Breaking America is supposed to be a Herculean task for a British band. Well, it is. Unless you're a boy band like One Direction.
That might help explain the steady rise of Arctic Monkeys. Not to belittle the Sheffield rockers, but they are undeniably rather young and handsome men. Alex Turner is just six years older than Louis Tomlinson (he's the rugged cute one in 1D).
But the better explanation for how Arctic Monkeys have kept their fifth album, AM, high on American charts for nearly a year, and have landed American Bacardi commercials, is that they continue to sound and look more and more, well, American. After Elvis-shimmying his hips through "Arabella," frontman Alex Turner actually says, "Uh, thankyuhverymuch," just like the King. He sports a belt buckle the size of an appetizer plate. After the third song or so, just as his greased hair begins to fall across his forehead, he flicks a comb out of his blazer and slicks back his coif. Drummer Matt Helders, who has helped beef up the band with his heavy low end, sports a snap-button cowboy shirt.
It's shocking how much this band has changed from the nervy, pimply, punky Britpop band of its first couple albums. Gone are the shag haircuts and anoraks. Now they all look like Joseph Gordon-Levitt in a Christopher Nolan film and sound like the Guess Who.
Aside from Presley, Dean and Fonzarelli, Turner also mimicks Mick Jagger a good bit—the wrists against the hips, the duck nod. Frankly, he lays the whole Rock Frontman thing on thicker than mayo on a Whopper. But that is what makes them great. That is what made them popular. Laying it on thick is bold. Guardians of the Galaxy lays it on thick, and that's a blast. If you're not laying it on thick, you're just dooming yourself to obscurity.

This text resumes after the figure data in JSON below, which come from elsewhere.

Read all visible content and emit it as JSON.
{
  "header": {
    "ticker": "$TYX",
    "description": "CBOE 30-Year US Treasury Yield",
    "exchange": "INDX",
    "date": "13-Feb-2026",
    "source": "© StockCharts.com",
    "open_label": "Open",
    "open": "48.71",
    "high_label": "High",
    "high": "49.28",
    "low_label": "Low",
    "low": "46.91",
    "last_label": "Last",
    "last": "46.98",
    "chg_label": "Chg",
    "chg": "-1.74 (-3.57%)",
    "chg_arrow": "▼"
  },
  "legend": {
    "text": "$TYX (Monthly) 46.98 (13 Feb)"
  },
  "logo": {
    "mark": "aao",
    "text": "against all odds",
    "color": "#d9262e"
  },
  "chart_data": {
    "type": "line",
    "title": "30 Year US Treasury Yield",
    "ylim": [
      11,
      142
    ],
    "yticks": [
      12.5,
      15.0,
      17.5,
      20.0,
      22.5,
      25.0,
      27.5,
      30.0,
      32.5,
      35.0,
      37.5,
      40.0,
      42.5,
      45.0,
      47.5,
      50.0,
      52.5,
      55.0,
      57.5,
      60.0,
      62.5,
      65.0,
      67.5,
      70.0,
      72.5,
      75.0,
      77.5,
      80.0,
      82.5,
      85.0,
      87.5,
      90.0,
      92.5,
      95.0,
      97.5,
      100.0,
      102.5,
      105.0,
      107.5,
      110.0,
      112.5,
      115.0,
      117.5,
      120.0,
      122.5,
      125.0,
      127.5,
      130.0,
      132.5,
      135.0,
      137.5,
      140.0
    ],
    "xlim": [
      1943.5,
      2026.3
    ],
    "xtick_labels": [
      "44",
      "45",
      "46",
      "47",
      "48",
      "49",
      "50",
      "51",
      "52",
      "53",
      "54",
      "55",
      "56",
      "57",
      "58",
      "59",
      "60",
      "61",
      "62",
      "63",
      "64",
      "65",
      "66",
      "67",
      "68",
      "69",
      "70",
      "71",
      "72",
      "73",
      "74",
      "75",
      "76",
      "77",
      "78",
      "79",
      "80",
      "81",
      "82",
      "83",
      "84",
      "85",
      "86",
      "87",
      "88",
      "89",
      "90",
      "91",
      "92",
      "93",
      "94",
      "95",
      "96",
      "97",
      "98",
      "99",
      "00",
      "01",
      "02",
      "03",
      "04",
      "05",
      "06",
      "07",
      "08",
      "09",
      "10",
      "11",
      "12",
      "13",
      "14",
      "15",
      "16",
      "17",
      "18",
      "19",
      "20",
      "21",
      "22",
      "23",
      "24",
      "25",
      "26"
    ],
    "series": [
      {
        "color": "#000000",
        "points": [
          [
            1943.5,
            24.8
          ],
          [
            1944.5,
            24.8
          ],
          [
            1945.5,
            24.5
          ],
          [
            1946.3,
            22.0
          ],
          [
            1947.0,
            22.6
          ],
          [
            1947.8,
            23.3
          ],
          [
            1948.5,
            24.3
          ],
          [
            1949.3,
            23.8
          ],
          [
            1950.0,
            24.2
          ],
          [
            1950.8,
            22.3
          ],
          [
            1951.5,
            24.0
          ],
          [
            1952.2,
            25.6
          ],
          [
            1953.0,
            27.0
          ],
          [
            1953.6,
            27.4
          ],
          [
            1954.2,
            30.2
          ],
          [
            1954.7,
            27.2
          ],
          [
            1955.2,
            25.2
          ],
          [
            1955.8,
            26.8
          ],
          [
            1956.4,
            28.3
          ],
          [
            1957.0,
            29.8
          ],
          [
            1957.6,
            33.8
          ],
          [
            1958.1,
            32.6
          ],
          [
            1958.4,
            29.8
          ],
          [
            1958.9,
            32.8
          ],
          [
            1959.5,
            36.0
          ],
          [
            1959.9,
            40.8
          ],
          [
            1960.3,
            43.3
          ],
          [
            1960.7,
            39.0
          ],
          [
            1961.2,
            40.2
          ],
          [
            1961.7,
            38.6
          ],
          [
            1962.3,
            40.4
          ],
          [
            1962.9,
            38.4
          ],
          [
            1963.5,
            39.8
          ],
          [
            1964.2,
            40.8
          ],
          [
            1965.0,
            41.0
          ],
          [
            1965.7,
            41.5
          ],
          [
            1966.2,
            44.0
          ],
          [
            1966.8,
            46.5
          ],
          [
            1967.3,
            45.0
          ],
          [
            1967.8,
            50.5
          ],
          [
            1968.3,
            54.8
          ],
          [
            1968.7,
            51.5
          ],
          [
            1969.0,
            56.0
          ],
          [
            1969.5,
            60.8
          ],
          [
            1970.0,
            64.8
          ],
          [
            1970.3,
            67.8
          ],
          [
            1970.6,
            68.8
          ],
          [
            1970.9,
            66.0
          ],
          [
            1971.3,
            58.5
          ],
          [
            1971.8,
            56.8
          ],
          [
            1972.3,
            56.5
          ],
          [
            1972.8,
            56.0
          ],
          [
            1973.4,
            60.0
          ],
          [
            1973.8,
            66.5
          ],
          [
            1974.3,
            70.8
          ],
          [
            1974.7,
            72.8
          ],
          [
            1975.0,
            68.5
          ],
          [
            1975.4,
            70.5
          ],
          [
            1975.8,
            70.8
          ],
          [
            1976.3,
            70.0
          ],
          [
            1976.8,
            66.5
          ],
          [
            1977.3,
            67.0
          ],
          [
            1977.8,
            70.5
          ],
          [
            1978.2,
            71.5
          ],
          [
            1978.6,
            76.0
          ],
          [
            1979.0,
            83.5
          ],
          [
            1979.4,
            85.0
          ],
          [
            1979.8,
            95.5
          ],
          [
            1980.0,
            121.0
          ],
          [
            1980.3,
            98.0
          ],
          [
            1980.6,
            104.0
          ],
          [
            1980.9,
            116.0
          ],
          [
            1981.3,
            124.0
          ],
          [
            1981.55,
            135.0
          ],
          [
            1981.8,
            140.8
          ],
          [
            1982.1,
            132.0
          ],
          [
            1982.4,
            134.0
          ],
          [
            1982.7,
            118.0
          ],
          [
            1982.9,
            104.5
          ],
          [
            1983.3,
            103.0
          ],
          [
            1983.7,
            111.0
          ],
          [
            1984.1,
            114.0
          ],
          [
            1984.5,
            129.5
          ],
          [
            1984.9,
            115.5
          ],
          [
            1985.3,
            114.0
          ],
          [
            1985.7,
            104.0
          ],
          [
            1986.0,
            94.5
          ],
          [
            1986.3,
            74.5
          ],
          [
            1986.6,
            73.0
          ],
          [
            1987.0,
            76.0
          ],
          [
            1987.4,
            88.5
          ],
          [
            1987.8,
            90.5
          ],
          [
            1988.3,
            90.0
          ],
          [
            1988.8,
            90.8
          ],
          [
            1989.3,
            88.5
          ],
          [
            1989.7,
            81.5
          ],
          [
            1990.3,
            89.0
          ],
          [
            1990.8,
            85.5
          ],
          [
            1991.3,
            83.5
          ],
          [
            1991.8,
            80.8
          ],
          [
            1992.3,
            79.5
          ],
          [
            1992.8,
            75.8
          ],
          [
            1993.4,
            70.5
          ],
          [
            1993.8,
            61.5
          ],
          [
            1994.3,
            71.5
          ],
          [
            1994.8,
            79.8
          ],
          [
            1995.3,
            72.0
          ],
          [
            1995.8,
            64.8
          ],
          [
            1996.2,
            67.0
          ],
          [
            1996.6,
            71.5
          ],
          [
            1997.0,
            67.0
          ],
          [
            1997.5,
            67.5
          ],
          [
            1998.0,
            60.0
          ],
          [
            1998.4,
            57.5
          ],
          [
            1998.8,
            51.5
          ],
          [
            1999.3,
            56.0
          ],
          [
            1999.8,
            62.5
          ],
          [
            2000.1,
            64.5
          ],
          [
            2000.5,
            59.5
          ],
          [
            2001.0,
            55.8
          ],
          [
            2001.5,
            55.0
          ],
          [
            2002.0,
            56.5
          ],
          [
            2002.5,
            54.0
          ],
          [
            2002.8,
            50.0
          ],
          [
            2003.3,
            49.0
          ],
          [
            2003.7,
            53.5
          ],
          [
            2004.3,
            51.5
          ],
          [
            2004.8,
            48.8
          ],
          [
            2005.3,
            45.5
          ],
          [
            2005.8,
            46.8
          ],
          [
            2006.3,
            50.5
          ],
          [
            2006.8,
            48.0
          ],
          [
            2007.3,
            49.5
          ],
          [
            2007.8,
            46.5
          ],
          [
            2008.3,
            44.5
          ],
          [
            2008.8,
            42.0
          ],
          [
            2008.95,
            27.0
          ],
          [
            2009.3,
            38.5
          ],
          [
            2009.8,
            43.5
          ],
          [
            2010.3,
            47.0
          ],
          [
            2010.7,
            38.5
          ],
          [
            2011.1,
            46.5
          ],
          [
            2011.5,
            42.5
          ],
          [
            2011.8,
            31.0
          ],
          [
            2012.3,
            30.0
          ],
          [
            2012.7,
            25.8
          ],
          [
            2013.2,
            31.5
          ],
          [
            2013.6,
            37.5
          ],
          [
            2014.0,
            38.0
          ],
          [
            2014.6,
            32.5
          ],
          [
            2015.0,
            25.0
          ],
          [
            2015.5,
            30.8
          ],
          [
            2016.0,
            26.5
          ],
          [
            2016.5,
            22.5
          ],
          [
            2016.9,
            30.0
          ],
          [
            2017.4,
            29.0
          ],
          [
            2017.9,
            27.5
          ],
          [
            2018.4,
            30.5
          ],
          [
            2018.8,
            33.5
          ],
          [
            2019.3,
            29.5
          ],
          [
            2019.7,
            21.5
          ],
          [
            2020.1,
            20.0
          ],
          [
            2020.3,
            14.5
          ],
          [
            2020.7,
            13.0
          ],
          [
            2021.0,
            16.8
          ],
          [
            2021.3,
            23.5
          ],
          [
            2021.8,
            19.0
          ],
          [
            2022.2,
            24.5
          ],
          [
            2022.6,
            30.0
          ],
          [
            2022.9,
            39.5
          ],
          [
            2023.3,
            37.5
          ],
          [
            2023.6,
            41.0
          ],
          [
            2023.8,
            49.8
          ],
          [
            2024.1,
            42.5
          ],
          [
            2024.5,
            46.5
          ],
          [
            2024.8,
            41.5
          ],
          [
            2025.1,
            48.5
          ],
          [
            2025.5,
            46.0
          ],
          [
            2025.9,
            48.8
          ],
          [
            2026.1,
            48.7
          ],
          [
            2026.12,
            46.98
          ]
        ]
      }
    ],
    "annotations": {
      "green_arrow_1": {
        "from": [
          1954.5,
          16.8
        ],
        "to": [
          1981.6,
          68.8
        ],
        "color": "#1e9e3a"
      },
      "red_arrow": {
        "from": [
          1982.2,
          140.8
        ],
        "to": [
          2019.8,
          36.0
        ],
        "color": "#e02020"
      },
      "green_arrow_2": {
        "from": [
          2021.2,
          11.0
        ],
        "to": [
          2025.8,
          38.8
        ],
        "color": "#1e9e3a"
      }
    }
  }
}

The latest record sounds massive live. The slower tempos, deeper bottom and curvier melodies are built for a festival. The band claims Dr. Dre was a major influence. That being said, the north field is half full. Most of the tank topped bros and girls in the park are watching Eminem, shrieking when Rihanna shows up. Sorry, Monkeys, this is still America after all, not Glastonbury. And nobody lays it on thick like a real Dr. Dre disciple rapping about murdering his wife.